Lie- Nielsen 7 ½: Eine ungewöhnliche Raubank
Verfasst: Do 15. Jan 2004, 00:28
Ich habe mir im Dezember eine eiserne Raubank ungewöhnlicher Bauart zugelegt, eine Lie Nielsen 7 1/2 , in der das Eisen unter 12° eingebaut ist, mit Fase oben. Der Link zeigt sie:
http://www.lie-nielsen.com/tool.html?id=7-1/2&cart=1074119370229258
Sie hat die Abmessungen einer normalen #7- Raubank. In Wirklichkeit ist sie allerdings nicht so breit wie sie auf diesem Bild erscheint, sondern eher sehr schmal (nur 72 mm breit bei einer Eisenbreite von 59 mm, und 550 mm lang) und relativ leicht, nicht schwerer als ein Stanley #7. .
Die Anschaffung war die Folge erheblicher Schwierigkeiten, die ich bei der Bearbeitung von extrem hartem Ahornholz mit meinen beiden Stanley- Raubänken (#7 und #8, beide mit Hock- Eisen nachgerüstet) hatte: Sie neigten im Tangentialschnitt immer wieder zum Rattern: Das Eisen hakte unregelmäßig ein, eine glatte Fläche war dann unmöglich.
Von einem Flachwinkelhobel, dessen Eisen viel starrer abgestützt wird, erwartete ich ein besseres Verhalten. Ich habe das in einem amerikanischen Forum (WC) diskutiert. Es war, wie es sein soll: Mir wurden Ratschläge gegeben, wie ich das Verhalten meiner Stanleys verbesern könnte, aber auch, mir eine Flachwinkel- Raubank zu besorgen. Das habe ich denn auch getan.
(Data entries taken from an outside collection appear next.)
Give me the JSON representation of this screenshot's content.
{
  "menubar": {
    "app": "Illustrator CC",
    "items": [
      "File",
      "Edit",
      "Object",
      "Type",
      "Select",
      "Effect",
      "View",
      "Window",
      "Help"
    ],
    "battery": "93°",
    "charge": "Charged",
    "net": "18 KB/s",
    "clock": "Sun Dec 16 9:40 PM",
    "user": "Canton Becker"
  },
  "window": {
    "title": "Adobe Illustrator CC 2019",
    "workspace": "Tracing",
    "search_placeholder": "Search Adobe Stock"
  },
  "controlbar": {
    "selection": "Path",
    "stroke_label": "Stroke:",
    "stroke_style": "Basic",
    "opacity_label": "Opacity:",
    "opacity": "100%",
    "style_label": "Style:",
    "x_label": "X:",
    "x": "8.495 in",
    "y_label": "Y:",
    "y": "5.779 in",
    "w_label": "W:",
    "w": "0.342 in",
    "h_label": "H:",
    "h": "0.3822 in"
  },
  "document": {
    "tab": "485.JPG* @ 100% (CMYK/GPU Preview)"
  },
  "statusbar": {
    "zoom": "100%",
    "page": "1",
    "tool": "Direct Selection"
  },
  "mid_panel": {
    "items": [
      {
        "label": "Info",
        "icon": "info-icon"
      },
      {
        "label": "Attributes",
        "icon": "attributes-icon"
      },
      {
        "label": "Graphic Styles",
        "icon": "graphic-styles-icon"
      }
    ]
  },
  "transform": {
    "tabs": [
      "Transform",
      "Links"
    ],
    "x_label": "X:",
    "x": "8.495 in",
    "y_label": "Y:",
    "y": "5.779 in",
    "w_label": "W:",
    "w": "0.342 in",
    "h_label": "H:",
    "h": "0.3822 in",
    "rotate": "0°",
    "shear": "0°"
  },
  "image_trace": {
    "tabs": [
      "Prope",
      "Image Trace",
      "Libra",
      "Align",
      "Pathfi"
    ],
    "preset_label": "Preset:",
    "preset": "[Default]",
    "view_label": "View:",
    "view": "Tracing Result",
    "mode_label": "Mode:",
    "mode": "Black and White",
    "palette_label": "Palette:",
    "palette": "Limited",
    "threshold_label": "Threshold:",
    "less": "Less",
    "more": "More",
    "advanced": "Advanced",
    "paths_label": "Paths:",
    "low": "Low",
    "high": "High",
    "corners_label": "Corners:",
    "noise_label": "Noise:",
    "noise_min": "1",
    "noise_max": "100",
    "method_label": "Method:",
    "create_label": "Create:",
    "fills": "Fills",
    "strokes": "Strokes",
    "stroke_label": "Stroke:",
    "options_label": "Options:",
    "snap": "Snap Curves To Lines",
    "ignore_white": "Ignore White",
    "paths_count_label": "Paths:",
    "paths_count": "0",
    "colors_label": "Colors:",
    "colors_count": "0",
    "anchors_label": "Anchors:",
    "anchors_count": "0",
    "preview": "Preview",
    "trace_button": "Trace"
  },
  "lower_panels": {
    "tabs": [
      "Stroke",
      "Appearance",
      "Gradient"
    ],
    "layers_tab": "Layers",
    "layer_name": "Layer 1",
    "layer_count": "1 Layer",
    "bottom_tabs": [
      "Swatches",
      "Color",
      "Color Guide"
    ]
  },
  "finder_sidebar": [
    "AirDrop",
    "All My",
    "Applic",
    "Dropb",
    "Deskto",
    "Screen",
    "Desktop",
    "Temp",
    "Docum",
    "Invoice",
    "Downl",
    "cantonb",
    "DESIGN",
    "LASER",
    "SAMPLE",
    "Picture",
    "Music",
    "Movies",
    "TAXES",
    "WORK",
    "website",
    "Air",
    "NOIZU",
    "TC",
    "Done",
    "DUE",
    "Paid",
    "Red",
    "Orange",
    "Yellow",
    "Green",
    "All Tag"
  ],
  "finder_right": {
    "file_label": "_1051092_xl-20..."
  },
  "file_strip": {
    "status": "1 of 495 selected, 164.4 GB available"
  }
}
Der Hobel ist ein wunderschönes Stück Maschinenbau. Äußerst einfach, nicht viel mehr als ein präzise bearbeiteter Klumpen Eisen mit Holzgriffen und deshalb auch etwas preiswerter als Hobel von Lie-Nielsen sonst so sind.
Das Eisen ist unglaubliche 6mm dick, fast ein Faustkeil. Es war perfekt plan (nicht selbstverständlich!), mit einem Keilwinkel von 25° geschliffen und sogar leicht abgezogen. Resultierender Schnittwinkel: 12° Bettungwinkel + 25° Keilwinkel= 37°!. Etwas ungewöhnlich. Ich habe es so ausprobiert. Ein wunderbarer Schnitt, keinerlei Rattern, ein schöner Span.Und ein fürchterliches Ausreißen (ich muss zugeben, der deutsche Begriff fällt mir jetzt nicht ein, tearout sagen die Amerikaner). So ging es also nicht.
Man muss dazu sagen: Diese Raubank hat (im Gegensatz zu vielen gängigen Flachwinkelhobeln) kein verstellbares Maul, das wäre sehr aufwendig gewesen und wurde eingespart. Die Maulweite beträgt etwa 2,5 mm, das ist sicher eher typisch für einen Holzhobel.
Ich habe dann zuerst eine Mikrofase unter gut 30° angebracht. Schon besser, aber bei dickeren Spänen kam es trotzdem zu fürchterlichen Ausrissen in der Fläche; ich denke, diese Späne überrennen die winzige Mikrofase einfach.
Als nächstes: Eine unter 33° geschlifene Fase und eine unter 38° abgezogene Mikrofase. Das ist viel besser. Meistens erhält man eine saubere Fläche. Für unproblematisches Holz sicher schon sehr gut. Aber: Der Kraftbedarf ist schon recht groß, da wird Hobeln wirklich Arbeit.
Nächster Schritt: Verengung des Hobelmaules durch zwei dünne Kartonblätter (Akten- Trennblätter, zusammen etwa 0,5 mm dick), die unter dem Eisen auf dem Bett liegen. Ergebnis: Das Maul ist jetzt sehr eng. Praktisch keinerlei Ausrisse mehr (allerdings ist der Hobel so natürlich nur noch für feine Späne geeignet). Und als besonderer Gag: Die etwas elastische Bettung des Eisens ergibt ein wunderbar feinfühlige Spandickeneinstellung, indem einfach die Schraube an der Klappe (die das Eisen auf das Bett presst) etwas fester oder loser angezogen wird. Die Kartonblätter sind dringeblieben, fürs Grobe nehme ich meine anderen Raubänke.
Resümee: Ein sehr schöner Hobel, den ich gern benutze. Kann vieles, was meine Stanleys nicht können, aber kann natürlich auch nicht alles.